Astellas believes that the additional measures are necessary to ensure the safe and effective treatment in transplant recipients. Astellas Pharma US plans to file a complaint in U.S. District Court in Washington, D.C. challenging the FDA’s decision. Additionally, Astellas Pharma US will request the court to issue a preliminary injunction enjoining the FDA’s approval of abbreviated new drug application(s) (ANDA(s)) for tacrolimus to ensure the safe and effective treatment in transplant recipients considering the fact that the validity of FDA’s decision is being disputed in the court.
*1About Citizen Petition
A Citizen Petition is a formal request asking FDA to issue, change or cancel a regulation, or to take other action under the laws administered by the agency.

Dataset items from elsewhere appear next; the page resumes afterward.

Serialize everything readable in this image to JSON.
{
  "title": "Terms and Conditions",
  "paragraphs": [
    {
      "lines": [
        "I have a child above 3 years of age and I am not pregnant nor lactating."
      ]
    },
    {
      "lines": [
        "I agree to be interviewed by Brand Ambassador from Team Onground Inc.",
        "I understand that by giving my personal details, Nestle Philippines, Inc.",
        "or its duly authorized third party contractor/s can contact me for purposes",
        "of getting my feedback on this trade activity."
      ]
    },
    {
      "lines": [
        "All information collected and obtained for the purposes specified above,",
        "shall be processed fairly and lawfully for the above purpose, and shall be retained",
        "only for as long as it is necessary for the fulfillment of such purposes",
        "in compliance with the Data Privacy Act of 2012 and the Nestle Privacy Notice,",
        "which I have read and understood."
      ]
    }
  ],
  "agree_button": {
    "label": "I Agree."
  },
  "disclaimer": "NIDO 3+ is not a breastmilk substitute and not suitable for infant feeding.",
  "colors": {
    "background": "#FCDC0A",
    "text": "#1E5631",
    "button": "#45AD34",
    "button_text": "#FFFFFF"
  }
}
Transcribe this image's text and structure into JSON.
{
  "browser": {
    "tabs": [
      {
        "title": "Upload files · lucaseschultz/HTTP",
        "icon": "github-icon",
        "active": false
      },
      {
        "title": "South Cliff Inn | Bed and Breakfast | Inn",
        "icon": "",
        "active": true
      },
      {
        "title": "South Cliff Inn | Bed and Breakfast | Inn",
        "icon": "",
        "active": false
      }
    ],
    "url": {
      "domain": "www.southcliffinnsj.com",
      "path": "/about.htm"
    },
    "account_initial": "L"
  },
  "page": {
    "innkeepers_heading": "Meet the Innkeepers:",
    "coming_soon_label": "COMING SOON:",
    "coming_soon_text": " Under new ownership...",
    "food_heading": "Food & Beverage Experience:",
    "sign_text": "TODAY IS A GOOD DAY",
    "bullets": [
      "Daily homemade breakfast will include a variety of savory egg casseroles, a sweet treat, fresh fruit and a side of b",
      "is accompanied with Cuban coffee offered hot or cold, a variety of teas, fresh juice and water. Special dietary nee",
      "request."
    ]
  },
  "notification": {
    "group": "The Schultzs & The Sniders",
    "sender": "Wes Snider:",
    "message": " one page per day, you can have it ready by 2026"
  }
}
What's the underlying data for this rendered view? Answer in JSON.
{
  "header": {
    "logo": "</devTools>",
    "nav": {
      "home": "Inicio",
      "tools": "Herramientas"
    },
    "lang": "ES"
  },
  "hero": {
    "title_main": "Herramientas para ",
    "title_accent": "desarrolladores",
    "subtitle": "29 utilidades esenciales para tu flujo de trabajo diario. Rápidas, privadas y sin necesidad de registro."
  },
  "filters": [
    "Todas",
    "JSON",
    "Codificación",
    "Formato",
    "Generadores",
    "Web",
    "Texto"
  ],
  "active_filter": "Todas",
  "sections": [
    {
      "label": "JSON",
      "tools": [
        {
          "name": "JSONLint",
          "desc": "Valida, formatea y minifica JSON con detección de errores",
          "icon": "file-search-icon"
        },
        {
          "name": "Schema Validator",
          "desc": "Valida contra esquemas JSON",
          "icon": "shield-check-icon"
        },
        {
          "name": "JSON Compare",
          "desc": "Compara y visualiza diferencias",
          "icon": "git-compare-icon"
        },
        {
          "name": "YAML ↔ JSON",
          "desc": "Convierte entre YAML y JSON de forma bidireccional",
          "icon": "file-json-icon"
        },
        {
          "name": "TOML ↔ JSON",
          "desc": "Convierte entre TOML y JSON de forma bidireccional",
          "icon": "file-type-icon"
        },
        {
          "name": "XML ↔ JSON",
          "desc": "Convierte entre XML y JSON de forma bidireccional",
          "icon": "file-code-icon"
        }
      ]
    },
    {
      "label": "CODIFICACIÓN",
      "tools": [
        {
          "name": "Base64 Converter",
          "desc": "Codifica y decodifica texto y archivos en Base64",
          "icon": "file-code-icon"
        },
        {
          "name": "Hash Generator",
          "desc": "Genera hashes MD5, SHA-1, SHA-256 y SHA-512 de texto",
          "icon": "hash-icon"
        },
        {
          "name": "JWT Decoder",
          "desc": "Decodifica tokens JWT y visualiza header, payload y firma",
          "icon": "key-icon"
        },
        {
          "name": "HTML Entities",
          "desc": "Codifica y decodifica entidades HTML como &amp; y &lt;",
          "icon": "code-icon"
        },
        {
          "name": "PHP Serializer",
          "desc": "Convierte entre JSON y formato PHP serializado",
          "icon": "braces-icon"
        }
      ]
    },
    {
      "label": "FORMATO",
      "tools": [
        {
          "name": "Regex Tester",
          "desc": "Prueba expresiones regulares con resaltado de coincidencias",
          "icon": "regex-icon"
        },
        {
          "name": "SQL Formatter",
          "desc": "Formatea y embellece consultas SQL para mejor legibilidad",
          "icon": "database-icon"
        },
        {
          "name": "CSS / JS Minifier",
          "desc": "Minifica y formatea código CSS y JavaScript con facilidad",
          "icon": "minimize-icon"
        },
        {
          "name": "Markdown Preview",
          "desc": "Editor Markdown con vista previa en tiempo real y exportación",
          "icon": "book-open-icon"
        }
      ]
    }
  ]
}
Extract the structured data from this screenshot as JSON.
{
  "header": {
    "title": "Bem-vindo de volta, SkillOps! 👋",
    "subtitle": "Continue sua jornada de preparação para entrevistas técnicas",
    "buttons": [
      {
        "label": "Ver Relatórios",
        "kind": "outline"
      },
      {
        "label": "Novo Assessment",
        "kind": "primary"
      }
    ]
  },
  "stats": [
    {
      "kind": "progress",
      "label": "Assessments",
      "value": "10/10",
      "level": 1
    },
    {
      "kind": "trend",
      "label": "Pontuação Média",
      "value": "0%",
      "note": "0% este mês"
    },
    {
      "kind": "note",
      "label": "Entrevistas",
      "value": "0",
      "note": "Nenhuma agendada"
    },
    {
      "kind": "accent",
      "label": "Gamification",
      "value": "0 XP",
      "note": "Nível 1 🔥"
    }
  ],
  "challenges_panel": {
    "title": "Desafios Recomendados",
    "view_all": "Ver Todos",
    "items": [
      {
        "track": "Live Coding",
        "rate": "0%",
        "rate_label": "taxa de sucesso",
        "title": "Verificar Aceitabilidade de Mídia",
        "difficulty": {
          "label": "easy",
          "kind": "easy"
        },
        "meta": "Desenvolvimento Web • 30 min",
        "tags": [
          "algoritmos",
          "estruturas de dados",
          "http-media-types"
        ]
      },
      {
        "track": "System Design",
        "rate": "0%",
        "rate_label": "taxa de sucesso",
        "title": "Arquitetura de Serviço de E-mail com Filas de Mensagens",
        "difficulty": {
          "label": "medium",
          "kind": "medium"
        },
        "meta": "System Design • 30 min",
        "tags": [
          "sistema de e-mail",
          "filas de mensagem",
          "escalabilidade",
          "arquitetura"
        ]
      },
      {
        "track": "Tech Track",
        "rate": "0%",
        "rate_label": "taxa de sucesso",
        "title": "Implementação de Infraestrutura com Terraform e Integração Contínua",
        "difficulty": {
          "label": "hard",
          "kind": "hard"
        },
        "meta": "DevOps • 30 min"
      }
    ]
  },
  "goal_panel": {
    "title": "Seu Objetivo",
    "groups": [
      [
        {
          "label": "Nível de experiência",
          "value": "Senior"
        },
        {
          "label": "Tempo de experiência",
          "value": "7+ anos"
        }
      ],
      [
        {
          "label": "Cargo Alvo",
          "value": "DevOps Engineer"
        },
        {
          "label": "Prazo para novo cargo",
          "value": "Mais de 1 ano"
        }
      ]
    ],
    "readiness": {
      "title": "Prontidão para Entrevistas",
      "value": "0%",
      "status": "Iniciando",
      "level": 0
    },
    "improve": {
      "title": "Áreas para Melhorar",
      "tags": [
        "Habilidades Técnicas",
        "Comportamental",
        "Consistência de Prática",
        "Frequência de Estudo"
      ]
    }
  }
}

FDA receives about 200 petitions yearly.
*2About bioequivalence clinical trials in transplant patients
Bioequivalence testing measures how closely the absorption of the active ingredient in a substitution drug mirrors that of an innovator drug. A substitution must demonstrate that it falls within an acceptable range of absorption, as compared to the innovator drug. Absorption, and the clinical effect of these critical dose drugs, is affected by a number of factors, including interactions with other medications, and concurrent medical conditions. Transplant patients are at high risk for organ rejection and are often dealing with a host of medical issues, as well as taking an average of ten medications including oral immunosuppressants characterized by Narrow Therapeutic Index. Under FDA’s decision, bioequivalence testing is required only in healthy volunteers.